I don't fall for them anymore.. i learnt my lesson the 101th time


----------



## leveldrummer (May 27, 2005)

they never get me either, but i never saw it comming on christmas.


----------



## Chazwick (Aug 24, 2005)

hehe LOL
so festive..


----------



## Courtney (Jan 18, 2005)

I really hate you people... LoL my poor old dog is standing in the door way stareing at me like wtf?


----------



## leveldrummer (May 27, 2005)

aw, dont hate us.


----------



## Guest (Dec 26, 2005)

i didnt like that...lol


----------



## Lydia (Feb 6, 2005)

It surprised me to say the least. I don't usually shriek at stuff but I sure did sit up straight all the sudden and I'm sure my eyes got huge lol.


----------



## DUSTIN323 (Sep 21, 2005)

I'm not gonna lie. That freaked me the F out.
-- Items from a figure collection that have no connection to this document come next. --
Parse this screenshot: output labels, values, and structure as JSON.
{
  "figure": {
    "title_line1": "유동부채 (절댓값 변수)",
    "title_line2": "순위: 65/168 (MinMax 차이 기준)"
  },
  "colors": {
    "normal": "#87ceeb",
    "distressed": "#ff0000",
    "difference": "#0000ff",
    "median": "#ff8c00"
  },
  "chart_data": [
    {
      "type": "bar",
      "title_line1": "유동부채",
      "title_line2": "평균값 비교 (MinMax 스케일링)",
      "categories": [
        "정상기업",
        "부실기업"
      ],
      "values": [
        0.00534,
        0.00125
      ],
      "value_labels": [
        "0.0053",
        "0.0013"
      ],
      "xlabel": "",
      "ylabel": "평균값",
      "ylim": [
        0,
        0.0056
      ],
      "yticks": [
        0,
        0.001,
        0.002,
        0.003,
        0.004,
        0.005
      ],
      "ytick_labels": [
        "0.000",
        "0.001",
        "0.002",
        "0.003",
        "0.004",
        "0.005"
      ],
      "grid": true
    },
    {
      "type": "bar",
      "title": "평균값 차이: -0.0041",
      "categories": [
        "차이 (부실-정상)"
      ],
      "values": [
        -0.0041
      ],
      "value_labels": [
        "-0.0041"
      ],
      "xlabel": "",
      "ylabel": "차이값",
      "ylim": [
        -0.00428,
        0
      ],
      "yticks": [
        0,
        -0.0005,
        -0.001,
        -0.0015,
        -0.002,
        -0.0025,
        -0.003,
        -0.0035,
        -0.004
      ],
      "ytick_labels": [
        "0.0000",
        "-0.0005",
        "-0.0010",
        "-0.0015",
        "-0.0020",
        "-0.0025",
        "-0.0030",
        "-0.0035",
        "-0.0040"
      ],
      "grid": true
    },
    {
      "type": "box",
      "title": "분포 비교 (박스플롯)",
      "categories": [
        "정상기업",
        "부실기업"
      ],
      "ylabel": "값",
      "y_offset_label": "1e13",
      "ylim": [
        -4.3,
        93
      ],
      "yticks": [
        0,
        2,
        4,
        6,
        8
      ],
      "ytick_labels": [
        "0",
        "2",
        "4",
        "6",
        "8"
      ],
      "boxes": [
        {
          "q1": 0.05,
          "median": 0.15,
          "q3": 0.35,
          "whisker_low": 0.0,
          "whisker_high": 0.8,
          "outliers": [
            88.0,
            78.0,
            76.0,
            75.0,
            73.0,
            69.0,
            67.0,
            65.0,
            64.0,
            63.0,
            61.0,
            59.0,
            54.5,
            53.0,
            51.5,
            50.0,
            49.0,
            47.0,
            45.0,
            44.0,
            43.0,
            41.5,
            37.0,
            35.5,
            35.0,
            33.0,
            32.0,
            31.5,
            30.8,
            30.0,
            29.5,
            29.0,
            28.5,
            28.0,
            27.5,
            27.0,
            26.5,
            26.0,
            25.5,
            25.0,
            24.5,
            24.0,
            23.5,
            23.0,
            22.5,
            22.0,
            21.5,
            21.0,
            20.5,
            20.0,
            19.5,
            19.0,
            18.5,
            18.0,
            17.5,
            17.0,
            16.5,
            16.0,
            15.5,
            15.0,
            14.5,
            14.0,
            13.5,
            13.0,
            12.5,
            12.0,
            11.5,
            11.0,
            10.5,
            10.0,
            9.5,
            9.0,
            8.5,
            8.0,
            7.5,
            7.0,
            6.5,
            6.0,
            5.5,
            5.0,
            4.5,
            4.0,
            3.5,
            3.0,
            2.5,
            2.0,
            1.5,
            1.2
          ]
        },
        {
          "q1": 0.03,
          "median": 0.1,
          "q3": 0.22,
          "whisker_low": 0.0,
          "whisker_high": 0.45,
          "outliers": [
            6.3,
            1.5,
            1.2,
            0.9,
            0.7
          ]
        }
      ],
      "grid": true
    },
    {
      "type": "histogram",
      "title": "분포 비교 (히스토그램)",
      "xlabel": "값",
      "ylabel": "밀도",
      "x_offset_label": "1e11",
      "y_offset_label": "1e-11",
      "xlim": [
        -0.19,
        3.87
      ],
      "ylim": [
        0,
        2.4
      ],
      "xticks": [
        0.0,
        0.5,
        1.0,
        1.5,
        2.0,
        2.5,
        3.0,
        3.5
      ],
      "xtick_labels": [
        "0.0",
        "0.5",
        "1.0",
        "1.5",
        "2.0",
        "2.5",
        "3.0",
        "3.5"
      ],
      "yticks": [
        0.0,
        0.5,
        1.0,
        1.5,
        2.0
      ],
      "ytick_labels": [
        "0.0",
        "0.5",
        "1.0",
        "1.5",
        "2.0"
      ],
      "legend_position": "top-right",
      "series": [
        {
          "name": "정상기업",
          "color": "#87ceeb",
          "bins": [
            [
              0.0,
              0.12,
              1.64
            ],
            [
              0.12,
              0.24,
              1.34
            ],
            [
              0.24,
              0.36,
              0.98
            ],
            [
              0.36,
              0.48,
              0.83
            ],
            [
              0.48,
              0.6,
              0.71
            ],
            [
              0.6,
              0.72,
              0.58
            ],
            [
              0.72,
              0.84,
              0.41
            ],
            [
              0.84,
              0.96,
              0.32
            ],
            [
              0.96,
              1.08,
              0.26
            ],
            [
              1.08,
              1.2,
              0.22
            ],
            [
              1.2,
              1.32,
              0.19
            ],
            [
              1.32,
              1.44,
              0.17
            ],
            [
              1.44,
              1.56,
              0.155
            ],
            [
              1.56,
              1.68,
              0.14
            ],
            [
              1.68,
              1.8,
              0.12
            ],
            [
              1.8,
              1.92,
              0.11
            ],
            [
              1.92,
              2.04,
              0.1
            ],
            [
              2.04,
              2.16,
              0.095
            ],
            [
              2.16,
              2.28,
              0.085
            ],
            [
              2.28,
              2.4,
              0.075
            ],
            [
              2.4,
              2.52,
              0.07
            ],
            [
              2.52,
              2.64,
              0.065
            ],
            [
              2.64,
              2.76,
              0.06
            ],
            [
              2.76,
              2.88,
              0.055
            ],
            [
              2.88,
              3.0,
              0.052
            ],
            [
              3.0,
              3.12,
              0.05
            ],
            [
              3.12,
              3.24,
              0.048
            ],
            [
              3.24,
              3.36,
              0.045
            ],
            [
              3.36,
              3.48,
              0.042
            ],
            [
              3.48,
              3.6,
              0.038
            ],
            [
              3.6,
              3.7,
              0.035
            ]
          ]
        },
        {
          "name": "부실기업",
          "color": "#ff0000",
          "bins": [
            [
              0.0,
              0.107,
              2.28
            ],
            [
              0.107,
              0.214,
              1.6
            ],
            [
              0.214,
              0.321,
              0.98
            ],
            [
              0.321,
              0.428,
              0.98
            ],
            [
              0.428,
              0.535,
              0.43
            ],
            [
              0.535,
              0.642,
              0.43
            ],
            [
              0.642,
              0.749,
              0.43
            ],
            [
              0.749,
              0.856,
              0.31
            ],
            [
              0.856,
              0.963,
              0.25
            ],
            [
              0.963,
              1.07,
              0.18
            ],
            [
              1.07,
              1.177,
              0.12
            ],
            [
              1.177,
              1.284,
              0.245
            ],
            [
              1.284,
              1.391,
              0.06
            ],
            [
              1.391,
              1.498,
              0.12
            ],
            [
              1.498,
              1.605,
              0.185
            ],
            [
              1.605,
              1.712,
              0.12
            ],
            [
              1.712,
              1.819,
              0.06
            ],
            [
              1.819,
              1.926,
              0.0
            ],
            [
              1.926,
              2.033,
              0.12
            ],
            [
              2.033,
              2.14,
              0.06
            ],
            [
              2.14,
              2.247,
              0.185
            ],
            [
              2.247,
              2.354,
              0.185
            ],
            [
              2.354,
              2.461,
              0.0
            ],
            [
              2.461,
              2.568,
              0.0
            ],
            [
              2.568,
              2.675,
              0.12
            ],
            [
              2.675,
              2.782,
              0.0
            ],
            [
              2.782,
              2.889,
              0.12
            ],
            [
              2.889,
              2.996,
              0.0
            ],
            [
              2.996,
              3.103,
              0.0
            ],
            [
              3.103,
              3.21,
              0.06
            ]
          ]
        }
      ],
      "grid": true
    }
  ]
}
I wasn't really payin attention than BOOOM.


----------



## leveldrummer (May 27, 2005)

haha merry christmas everyone.


----------



## maxpayne_lhp (Jan 19, 2005)

Hey you >beep< you scare the >beep< out of my >beep<
lol jk
Actually I wasn't looking at the screen so that wasn't really bad...


----------



## Meeocky (Sep 7, 2005)

eh I guess I'm paranoid of things like this. Everytime I have to click a link that requires me to turn up my music, I think it's going to happen, so I just keep the volume low and roll my chair back and see what happens and expect the worst.


----------



## Chazwick (Aug 24, 2005)

LMAO!!!
Same Meeocky  I turn my volume off..and just wait.


----------



## Georgia Peach (Sep 23, 2005)

lmao - Im going to sue someone - lol


----------



## Lexus (Jan 19, 2005)

Ya that freaked me out I closed the window right away


----------



## leveldrummer (May 27, 2005)

Baby_Baby said:


> Omg Whats Going On?


just click the link baby, its not that bad, some one found some satanic messeges when they play jingle bells backwards. the link plays a spot regular, then it plays the same spot backwards and there is all kinds of freaky voices. just click it... dont be a baby, Baby-Baby.


----------



## leveldrummer (May 27, 2005)

bump... cmon baby baby, its not too late, just watch it.


----------



## micstarz (Oct 22, 2005)

LOL! freaky.....

my neighbor was on doorstep and her head nearly rolled off.....


----------



## CVV1 (Oct 7, 2005)

AHHHHHHHHHHHHH!!!!!!!!!!!! You gave me goosebumps. I shoulda saw that coming


----------